Based upon what the researchers can learn about these deep regions in the Earth’s mantel they have been christened ‘Ultra Low Velocity Zones’ (ULVZs) and appear to lay at the boundary between Earth’s mantel and liquid core. Exactly what connection these ULVZs have with the volcanic hot spots is unknown at present, do they cause the hot spots or do the hot spots attract the ULVZs? You can be certain however that geologists will concentrate their efforts to further understand the origins of PKP waves at the ULVZs.
As I was writing about the paper describing the discovery of the Ultra Low Velocity Zones (ULVZs) by the geologists at the University of Utah a second paper was being prepared by a second group of geologists at the Australian National University that provides further details about the ULVZs. According to the Australians the ULVZs form a doughnut shaped structure roughly beneath the equator at the boundary between the inner core and the mantel. Now the precise details about the ULVZs differ slightly between the two papers but it’s exciting to watch as a new part of our planet is being discovered and explored.
Even while they study our planet’s interior geologists also continue to learn more and more about Earth’s past. Throughout it’s history Earth has seen periods of large temperature swings that resulted in geological periods where the planet became so hot that it completely lost its polar ice caps as well as periods where the planet was so cold that they have been christened ‘ice ages’.
One of the most extreme cold periods occurred between 720 and 660 million years ago and is known as ‘Snowball Earth’ because virtually the entire planet’s surface was covered in ice. This particular ice age is of considerable importance not only because it was so extreme but because the first evidence for multi-cellular life occurs in the fossil record immediately after Snowball Earth. In fact evolutionary biologists have developed the theory that multi-cellular life evolved in order to survive the extremely harsh conditions of Snowball Earth and then exploded around the world as the glaciers retreated.

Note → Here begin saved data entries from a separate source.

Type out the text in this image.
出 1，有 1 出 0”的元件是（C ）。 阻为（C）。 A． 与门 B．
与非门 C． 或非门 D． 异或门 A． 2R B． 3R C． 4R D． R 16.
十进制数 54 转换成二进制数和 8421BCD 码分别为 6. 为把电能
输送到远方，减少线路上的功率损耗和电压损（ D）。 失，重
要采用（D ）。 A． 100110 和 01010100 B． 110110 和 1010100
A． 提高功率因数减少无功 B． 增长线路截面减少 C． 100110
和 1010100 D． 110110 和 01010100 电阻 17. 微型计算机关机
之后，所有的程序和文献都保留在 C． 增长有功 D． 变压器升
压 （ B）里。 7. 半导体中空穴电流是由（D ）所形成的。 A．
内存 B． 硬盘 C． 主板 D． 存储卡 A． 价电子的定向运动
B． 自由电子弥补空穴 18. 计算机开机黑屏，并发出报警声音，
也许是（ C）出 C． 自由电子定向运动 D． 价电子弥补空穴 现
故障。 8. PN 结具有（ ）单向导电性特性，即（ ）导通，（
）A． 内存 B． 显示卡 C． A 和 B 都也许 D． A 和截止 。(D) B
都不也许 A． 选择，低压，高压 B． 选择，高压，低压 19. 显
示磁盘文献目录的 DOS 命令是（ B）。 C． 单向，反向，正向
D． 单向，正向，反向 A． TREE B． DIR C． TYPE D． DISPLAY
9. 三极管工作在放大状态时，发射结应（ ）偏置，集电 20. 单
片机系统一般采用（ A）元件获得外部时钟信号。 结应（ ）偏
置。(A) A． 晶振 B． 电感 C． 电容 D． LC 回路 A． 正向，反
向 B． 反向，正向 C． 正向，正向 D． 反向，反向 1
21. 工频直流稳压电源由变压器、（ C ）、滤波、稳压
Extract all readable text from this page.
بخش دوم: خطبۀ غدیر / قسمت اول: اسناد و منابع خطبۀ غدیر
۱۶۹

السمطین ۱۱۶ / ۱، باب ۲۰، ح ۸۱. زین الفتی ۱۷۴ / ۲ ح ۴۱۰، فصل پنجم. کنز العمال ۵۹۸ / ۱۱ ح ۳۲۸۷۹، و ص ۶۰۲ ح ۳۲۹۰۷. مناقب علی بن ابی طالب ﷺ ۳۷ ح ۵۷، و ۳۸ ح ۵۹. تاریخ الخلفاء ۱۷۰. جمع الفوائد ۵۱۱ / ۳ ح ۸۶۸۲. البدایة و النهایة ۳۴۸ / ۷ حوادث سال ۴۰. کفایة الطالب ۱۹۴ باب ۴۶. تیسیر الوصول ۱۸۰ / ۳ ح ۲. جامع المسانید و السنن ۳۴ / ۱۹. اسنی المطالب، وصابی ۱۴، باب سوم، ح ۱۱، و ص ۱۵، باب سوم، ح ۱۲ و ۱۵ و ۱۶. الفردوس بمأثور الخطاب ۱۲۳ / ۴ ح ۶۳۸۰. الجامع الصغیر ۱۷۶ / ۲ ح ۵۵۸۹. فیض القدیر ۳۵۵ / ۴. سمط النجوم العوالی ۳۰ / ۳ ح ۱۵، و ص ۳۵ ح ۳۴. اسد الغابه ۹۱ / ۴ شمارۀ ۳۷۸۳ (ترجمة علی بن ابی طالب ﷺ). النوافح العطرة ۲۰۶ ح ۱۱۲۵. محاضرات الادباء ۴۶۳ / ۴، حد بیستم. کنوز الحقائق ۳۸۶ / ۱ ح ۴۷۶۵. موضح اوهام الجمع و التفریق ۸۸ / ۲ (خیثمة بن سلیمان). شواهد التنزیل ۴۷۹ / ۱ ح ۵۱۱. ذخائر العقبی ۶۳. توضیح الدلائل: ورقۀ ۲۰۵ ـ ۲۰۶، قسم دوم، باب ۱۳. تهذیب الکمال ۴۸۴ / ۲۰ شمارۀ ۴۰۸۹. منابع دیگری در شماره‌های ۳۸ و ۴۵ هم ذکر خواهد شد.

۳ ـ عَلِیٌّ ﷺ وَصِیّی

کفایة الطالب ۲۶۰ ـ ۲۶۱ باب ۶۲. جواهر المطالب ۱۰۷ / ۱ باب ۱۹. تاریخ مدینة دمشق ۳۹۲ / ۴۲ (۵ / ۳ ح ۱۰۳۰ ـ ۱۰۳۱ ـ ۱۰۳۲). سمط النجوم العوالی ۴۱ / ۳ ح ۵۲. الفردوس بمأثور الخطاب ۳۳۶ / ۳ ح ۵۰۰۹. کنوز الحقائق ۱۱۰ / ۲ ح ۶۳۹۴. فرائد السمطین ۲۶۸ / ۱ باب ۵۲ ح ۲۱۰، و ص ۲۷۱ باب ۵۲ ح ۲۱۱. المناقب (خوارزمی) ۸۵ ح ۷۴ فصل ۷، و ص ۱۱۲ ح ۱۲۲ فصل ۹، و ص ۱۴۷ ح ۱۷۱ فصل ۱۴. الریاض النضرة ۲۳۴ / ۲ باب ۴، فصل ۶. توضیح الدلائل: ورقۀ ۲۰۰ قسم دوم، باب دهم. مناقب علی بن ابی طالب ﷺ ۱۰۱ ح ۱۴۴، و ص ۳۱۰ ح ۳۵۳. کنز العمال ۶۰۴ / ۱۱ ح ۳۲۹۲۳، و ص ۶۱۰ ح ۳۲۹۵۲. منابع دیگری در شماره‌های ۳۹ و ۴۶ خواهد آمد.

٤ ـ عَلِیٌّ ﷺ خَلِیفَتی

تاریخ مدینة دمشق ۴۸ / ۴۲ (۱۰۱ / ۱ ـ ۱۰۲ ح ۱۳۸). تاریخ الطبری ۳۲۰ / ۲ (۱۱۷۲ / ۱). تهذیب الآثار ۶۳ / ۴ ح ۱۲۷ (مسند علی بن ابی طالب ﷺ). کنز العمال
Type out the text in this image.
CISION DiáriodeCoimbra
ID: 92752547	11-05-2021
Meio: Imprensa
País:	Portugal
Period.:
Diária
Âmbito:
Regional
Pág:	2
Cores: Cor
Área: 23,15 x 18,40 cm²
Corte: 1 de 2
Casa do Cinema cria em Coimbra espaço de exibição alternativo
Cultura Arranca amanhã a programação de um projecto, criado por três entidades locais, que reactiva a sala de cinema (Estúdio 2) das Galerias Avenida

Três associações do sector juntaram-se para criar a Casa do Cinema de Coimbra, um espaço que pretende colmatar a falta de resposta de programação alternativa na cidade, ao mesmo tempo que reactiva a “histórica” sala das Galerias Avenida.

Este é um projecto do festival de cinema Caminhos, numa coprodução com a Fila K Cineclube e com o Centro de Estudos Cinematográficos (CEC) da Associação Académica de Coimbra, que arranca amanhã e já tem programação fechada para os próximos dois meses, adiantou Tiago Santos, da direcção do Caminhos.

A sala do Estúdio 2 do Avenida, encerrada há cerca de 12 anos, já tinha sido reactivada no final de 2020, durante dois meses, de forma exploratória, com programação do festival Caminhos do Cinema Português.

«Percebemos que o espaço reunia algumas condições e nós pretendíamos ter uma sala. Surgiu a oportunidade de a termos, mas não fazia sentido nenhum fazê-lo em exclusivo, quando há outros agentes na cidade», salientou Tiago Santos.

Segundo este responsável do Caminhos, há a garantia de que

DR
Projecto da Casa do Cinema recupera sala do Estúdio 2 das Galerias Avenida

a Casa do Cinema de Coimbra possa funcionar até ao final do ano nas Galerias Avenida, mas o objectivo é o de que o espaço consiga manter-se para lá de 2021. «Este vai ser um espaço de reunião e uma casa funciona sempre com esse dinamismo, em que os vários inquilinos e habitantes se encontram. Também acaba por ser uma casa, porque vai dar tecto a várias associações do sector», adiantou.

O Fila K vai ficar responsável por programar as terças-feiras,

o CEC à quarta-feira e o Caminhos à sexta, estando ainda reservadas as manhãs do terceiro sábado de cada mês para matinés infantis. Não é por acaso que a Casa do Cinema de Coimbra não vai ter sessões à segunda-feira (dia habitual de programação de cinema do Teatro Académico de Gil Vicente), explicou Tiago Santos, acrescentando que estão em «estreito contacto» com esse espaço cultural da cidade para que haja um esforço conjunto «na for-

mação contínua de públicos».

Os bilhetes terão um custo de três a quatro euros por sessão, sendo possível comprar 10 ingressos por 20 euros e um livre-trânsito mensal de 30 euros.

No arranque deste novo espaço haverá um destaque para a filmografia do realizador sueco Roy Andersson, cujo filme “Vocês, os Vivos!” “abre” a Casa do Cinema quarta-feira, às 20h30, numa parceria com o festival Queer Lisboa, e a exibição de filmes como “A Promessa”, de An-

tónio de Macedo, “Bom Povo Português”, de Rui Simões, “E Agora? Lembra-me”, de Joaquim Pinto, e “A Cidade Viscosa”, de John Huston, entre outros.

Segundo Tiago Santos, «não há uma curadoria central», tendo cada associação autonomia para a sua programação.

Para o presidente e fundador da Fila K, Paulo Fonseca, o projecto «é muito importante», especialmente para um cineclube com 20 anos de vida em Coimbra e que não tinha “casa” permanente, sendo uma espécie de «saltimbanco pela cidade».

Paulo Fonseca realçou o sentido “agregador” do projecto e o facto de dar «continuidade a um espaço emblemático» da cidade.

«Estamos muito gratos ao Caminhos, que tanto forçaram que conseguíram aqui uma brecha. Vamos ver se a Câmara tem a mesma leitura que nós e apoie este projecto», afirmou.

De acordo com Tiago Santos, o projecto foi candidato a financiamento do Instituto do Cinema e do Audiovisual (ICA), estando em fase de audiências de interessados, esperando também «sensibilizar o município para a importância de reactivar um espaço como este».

The problem for both geologists and biologists is that ice ages have a tendency to destroy the geologic evidence of their own existence by the grinding and scouring of glaciers across the planet’s surface. For over a hundred years geologists have been searching for an unbroken stretch of sedimentary rock that records the entire history of Snowball Earth.
They may now have finally found it. A new study in the Journal of the Geological Society of London by geologists at the University College of London has found that the Port Askaig formation on the Hebrides Islands of Scotland along with portions of Northern Ireland is just that rock sequence. The Port Askaig formation is a 1.1 kilometer thick series of strata that were laid down as sedimentary rock during the Sturtian glaciation period, to give Snowball Earth is technical name and which are underlain by 70 meters of carbonate rock that formed in tropical waters. Which shows that the period right before the snowball was considerably warmer. Those carbonate rocks are teeming with cyanobacteria, the most common form of life on the early Earth.
The islands of the Inner Hebrides are generally uninhabited, making the Port Askaig formation a perfect labouratory for geologists to study this critical period in Earth’s history. Perhaps somewhere in these Scottish rocks lies the secret to the environmental conditions that caused the single celled life of Earth to unite into the communities of cells that today we call plants and animals.